Swedish Foreign Minister Carl Bildt was accused on Friday of passing secret information on government talks and nuclear policy to the United States in the 1970s - but he dismissed the report as "banal" and "hardly sensational". Newspaper Aftonbladet said documents from anti-secrecy website Wikileaks showed Bildt gave confidential details to a U.S. envoy about negotiations to form a coalition government in 1976. The information also included details about the Swedish government's attitude at the time to a possible referendum on nuclear power, the newspaper added. Bildt, a high profile former prime minister and Balkan war mediator, stopped short of denying he had ever passed on any information.
But he wrote on his blog: "Hardly sensational. Quite normal diplomatic reporting. Very banal information ... And nothing which deals with things that can be called 'secret'."
Bildt was an aide to one of the parties involved in the 1976 talks.
Another newspaper, Expressen, reported in February last year WikiLeaks was poised to out Bildt as a U.S. spy - but he dismissed that report as a smear campaign.

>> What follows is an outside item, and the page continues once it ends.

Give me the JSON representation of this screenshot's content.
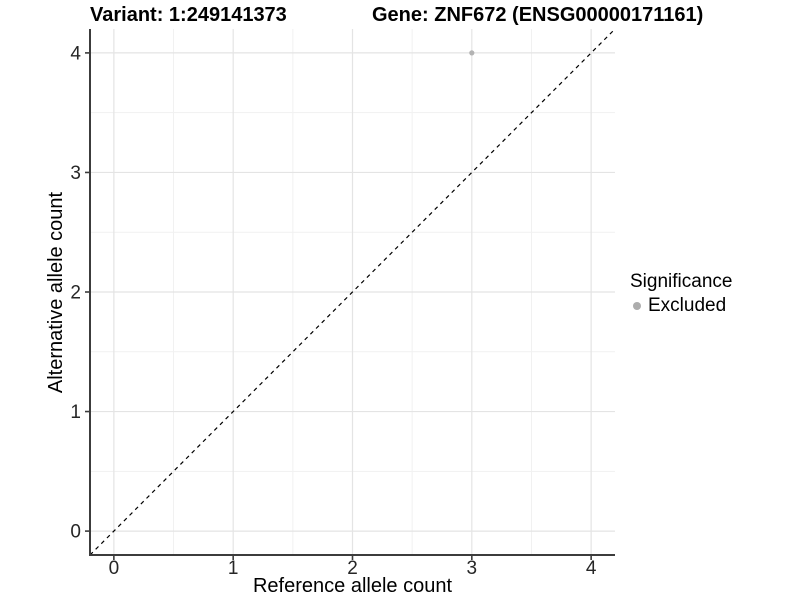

Expressen said Wikileaks would release the information to punish the Swedish government if the website's founder Julian Assange was ever extradited from Britain to Sweden and on to the United States.
Assange has taken refuge in the Ecuadorean Embassy in London since June to avoid extradition to Sweden to face sex crime charges. He says he fears the case is a ruse to get him to Washington to be prosecuted for his organisation's leaking of hundreds of thousands of sensitive U.S. documents.
Bildt, 63, has been foreign minister since the current centre-right coalition government returned to power in 2006.
Aftonbladet, which tends broadly to support the opposition, said in a leader article Bildt's reported actions in the 1970s were "careless" given Swedish-U.S. relations had only years previously been tense over the Vietnam war.